Describe the execution
Phase 1: Recruiting the Community
The campaign launched during Canadian Down Syndrome Week, with social videos shedding light on the inaccessibility of voice technology and its potential impact. The videos were a recruitment tool, mobilizing the community to donate their voices to train Google and making them part of the solution. With only $1000 in media, we targeted this niche, tight knit Down syndrome community organically, knowing the more they engaged, the more we’d reach them. We also targeted Down syndrome groups across North America through email and organic social, who in turn engaged another 735 international Down syndrome groups.

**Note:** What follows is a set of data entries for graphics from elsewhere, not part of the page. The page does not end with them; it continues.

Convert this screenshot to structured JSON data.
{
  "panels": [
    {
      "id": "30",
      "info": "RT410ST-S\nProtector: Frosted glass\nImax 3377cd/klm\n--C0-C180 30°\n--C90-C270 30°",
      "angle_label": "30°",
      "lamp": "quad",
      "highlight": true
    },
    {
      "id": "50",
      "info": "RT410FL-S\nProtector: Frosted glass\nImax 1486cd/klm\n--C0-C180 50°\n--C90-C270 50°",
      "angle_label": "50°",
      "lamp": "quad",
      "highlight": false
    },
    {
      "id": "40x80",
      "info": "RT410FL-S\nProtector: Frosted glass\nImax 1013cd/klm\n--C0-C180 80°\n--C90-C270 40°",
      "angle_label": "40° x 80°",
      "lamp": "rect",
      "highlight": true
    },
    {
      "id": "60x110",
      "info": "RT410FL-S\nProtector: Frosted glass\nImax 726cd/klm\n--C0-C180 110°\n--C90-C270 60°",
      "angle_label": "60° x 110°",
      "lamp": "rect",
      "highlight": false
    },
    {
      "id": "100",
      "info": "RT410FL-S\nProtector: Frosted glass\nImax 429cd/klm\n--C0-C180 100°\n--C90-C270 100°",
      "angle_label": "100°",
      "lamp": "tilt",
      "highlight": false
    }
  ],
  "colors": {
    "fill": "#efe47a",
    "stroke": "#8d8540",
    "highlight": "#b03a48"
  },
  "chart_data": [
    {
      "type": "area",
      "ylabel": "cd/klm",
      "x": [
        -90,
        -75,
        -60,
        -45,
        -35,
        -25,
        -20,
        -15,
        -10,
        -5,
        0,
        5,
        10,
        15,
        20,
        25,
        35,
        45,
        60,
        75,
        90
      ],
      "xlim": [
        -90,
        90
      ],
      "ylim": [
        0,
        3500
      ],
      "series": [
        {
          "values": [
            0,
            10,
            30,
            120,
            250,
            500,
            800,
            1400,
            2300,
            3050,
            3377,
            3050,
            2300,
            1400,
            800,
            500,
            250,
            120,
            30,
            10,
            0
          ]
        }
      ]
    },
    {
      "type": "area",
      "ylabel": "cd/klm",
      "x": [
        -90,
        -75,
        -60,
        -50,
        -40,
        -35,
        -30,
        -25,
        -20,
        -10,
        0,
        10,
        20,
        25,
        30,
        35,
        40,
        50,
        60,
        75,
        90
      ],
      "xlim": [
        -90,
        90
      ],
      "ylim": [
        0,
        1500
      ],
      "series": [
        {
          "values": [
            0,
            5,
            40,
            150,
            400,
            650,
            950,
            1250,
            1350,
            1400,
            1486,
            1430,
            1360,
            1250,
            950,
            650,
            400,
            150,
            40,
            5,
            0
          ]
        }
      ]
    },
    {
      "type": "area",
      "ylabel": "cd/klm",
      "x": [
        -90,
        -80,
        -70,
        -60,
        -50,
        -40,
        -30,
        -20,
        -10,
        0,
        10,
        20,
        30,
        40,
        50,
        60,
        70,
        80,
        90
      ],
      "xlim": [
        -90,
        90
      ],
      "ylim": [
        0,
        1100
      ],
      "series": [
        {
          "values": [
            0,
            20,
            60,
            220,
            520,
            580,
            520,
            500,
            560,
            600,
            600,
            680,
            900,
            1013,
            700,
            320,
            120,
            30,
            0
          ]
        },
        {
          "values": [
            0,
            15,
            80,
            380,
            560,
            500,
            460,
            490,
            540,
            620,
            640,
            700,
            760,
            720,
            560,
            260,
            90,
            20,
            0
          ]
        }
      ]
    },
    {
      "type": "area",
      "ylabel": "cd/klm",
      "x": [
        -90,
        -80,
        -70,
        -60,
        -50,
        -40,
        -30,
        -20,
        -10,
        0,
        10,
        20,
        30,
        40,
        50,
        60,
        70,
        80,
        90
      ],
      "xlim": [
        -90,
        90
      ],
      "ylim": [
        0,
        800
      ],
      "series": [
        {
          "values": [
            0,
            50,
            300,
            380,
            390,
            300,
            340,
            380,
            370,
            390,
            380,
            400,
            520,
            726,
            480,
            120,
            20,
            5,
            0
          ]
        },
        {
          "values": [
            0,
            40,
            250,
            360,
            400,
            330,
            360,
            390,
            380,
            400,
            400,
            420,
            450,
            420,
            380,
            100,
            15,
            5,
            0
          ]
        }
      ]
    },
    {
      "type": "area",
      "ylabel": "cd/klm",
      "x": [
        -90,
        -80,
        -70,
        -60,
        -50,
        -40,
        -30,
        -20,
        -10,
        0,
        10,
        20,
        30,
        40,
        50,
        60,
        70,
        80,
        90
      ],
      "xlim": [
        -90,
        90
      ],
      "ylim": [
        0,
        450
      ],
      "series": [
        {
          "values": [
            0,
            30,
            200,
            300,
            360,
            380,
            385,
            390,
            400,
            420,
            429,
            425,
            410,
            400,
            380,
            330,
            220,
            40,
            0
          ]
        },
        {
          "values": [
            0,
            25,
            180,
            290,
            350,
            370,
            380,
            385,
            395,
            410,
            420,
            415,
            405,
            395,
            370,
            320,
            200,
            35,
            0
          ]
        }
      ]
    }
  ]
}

Phase 2: Changing Public Perception
Earned media and organic sharing further amplified our message, to change perceptions of people with Down syndrome by depicting the community in a new light - advocating for their right to live independently and empowered as the teachers of a multinational technology corporation.
List the results
Project Understood achieved global reach. ROI is incalculable, but on a cost per impression basis, 775,000 impressions per $ spent isn’t bad. Other campaign results:
Recruiting the community:
•-826,107 organic reach on Facebook (a 678% increase from the CDSS’s best performing campaign) and 82,995 engagements - with just $1,000 in media
-30+ countries and 735 Down syndrome organizations participated
-Over one million voices were donated to Google’s speech recognition database
Changing public perceptions:
-775 million earned media impressions globally.
Project Understood is making voice technology inclusive for the Down syndrome community. Google and CDSS presented their research at the UN on March 20th, 2020, calling on all technology companies to make voice technology accessible. In the Spring of 2021, Google launched a new beta voice assistant, based on the data we helped capture, showing Project Understood’s long-term impact on a vulnerable community.